Già sabato mattina aveva chiesto un rimpasto di governo: “È naturale, direi doveroso che la nuova segreteria guidata da Renzi, che ha vinto in modo forte il congresso, segni l’agenda di governo“.
La richiesta aveva suscitato l’ironia del nuovo segretario del Partito democratico, Matteo Renzi, che durante una conferenza stampa a una domanda diretta su Fassina aveva risposto “Chi?“. La risposta dell’ex viceministro è stata secca: “Le parole del segretario Renzi su di me confermano la valutazione politica che ho proposto in questi giorni: la delegazione del Pd al governo va resa coerente con il risultato congressuale. Non c’è nulla di personale. È questione politica. È un dovere lasciare per chi, come me, ha sostenuto un’altra posizione.”

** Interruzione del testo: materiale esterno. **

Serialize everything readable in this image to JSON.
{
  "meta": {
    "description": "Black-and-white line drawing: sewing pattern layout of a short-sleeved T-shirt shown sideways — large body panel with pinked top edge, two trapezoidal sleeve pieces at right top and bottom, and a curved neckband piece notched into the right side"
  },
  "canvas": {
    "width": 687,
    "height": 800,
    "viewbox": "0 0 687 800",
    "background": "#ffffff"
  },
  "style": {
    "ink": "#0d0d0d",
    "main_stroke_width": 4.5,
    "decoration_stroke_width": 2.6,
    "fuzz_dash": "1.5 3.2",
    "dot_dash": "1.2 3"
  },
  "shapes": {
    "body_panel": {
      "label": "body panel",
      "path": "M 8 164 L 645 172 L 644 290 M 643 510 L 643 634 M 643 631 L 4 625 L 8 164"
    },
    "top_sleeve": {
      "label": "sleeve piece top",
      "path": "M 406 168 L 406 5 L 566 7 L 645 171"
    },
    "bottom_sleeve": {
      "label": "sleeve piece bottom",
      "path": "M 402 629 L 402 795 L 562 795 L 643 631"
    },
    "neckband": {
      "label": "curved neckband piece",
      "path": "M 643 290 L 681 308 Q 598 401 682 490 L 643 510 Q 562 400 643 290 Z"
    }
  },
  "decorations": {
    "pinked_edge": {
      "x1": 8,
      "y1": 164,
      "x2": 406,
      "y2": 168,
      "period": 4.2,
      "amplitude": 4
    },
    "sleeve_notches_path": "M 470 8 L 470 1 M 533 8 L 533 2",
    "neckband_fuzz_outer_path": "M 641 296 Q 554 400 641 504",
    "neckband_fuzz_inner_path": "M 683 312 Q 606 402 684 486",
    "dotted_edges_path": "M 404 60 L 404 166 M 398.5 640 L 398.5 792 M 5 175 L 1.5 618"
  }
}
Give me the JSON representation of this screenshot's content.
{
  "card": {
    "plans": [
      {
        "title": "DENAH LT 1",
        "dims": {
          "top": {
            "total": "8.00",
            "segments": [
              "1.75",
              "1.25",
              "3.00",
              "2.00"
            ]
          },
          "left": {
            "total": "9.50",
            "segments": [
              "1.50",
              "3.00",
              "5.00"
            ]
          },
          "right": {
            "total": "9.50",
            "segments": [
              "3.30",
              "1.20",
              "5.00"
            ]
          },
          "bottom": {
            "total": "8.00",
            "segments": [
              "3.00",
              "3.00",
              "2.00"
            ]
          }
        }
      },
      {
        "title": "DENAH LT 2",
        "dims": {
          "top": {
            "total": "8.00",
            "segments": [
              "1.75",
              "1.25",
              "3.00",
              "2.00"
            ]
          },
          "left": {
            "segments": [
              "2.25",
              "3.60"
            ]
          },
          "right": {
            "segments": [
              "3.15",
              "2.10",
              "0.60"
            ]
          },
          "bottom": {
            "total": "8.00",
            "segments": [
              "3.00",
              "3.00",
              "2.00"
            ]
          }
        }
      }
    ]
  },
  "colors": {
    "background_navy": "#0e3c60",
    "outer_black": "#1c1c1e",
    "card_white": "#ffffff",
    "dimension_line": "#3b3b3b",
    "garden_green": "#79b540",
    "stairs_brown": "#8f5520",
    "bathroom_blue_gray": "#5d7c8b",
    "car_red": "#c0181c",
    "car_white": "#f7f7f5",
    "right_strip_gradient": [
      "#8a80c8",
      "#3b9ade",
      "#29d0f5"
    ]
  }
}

“È responsabilità di Renzi, che ha ricevuto un così largo mandato – ha osservato Fassina nel motivare le sue dimissioni – proporre uomini e donne sulla sua linea“. Di conseguenza “restituisco irrevocabilmente il mio incarico anche se continuerò a dare il mio contributo al governo Letta dai banchi della Camera“.
Solo un anno fa, Fassina, responsabile economico del Pd e uno dei fedelissimi del segretario Pier Luigi Bersani, così aveva attaccato il sindaco di Firenze. “Renzi? Una figura minoritaria nel partito, ripete a pappagallo alcune ricette della destra, è fuori tempo massimo. L’unica cosa certa di Renzi è la sua data di nascita. Io a differenza sua, ho avuto una lunga esperienza professionale fuori dalla politica. Lui è un ex portaborse, diventato poi sindaco di Firenze per miracolo, per le divisioni interne al Pd fiorentino“.
Finito nelle “liste di proscrizione” renziane, Fassina ha preferito dignitose dimissioni, ad un inutile gioco al massacro.